New life, and new mission, for Nelson Park farmhouse

Formerly homeless women become resident caretakers of the home and park

POULSBO — A community partnership between the city, Poulsbo-North Kitsap Rotary Club and various contributing businesses has breathed new life into the old house at Nelson Park in Poulsbo.

It began as an idea, put forth by Mayor Becky Erickson: Instead of providing a home for one caretaker at Nelson Park, why not transform the caretaker’s residence into a home for homeless youth?

“I approached Dave Frederick with the idea, he thought it was a great idea and he started to move that forward,” Erickson recalled.

Dave Frederick is the executive director of The Coffee Oasis, a local nonprofit which operates youth centers focused on homeless outreach. The nonprofit offers showers, laundry, food, clothes and hygiene products as well as job-training opportunities, tutoring, mentoring and case management options.

Frederick said the house’s residents will be homeless women. “[We will be] helping them ultimately toward permanent housing and toward helping them out of homelessness through employment, education, housing and all those things.”

Living among the 18- to 25-year-old women will be a female supervisor who will ensure that day-to-day upkeep and the tenants’ progression through their case management are all maintained.

“Caregiving for caretaking” is how Michele Doyle describes the arrangement.

Doyle is president of Rotary Club and owner of MD Design Group. Doyle helped orchestrate the community partners’ roles in upgrading Nelson House.

The women will take care of the park and house in exchange for their residency.

“They will learn responsibility,” Doyle said. “They will have to maintain the house. They have to maintain the park, so they will learn responsibility and following through with commitment but they also have to be going through whatever requirements they need to do [in order] to stay in case management with Coffee Oasis. Basically, we’re trying to help them become independent and responsible.”

After taking over as president of the Rotary Club, Doyle and volunteers began working toward turning the house into a place where the young women could flourish; however, it soon became apparent to those involved that club funds set aside for the project wouldn’t be sufficient.

“We realized that we wouldn’t have enough money to do all the things that we had wanted to do to make the house a really uplifting space for these young women,” Doyle said. An $8,000 grant from Home Depot alleviated some of the remaining expenses, but money was still needed for furnishings.

“We talked to the Bainbridge Island Rotary Club right around the time they were planning to hold their annual rummage sale in July,” Doyle said. “We said, ‘We really need some things to furnish this house with.’ They said, ‘Come to the sneak preview and take what you need.’”

The day before the annual Bainbridge Island Rotary Auction and Rummage Sale, a sneak preview is held wherein visitors can pay a small fee to examine what items will be up for bid and for sale the following day.

“Down to the dishes and the toaster and pots and pans — they just said, ‘You go to every department and you take what you need,’” Doyle said.

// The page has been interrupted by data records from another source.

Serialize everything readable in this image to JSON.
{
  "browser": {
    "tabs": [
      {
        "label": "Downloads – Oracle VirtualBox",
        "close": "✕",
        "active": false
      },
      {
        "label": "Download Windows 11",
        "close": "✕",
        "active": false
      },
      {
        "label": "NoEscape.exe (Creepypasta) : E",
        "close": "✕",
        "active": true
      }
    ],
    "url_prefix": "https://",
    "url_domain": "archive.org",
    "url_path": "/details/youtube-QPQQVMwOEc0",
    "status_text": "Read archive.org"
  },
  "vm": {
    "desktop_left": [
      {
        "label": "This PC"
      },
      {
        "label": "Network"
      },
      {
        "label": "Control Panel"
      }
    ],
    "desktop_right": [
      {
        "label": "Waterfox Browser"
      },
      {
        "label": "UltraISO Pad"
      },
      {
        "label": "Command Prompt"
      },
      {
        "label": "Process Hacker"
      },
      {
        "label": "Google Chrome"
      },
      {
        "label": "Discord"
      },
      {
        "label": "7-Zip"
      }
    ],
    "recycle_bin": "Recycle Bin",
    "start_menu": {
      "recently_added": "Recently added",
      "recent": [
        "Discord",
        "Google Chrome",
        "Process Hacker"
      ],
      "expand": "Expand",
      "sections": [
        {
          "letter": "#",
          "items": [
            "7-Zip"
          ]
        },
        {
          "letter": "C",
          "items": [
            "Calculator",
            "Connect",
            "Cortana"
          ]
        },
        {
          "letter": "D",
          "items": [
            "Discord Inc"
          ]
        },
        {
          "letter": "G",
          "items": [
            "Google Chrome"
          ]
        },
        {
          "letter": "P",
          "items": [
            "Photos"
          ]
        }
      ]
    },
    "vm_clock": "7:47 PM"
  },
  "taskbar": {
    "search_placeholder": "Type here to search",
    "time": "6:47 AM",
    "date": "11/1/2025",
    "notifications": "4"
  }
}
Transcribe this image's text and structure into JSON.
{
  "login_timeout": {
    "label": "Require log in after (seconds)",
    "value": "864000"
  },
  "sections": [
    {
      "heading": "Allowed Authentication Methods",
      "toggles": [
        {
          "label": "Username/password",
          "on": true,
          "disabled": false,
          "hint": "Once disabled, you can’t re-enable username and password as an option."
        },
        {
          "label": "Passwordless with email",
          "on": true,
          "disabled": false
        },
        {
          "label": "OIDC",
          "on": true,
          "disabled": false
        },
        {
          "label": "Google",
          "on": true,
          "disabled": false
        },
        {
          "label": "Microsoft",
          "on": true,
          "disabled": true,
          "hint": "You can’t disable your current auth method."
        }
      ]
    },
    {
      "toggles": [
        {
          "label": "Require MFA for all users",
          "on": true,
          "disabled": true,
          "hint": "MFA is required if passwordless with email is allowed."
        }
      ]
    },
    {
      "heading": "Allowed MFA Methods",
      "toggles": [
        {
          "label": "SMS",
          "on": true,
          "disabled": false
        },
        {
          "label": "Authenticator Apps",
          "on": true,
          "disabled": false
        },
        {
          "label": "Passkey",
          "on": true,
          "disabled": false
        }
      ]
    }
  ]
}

While Rotary funds, grant money and partnerships with local businesses paid for the restoration of the house, “the rummage sale furnished everything else,” Doyle said. “We wouldn’t have [had] enough money to furnish a four-bedroom home with a kitchen and a living room and a dining room.”

Erickson praised the Rotary Club for their contributions in restoring and refurbishing the residence.

“Poulsbo Rotary really did most of the heavy lifting regarding fixing the house up, getting it repainted, getting all the furniture in it, new flooring, new appliances,” Erickson said. “Credit where credit is due — it was really a huge effort by Rotary and I am deeply respectful of all the work that they did.”

The Nelson House is located in Poulsbo’s Nelson Park. Organizers of the program have asked that visitors remain respectful of the tenants’ privacy while visiting the park.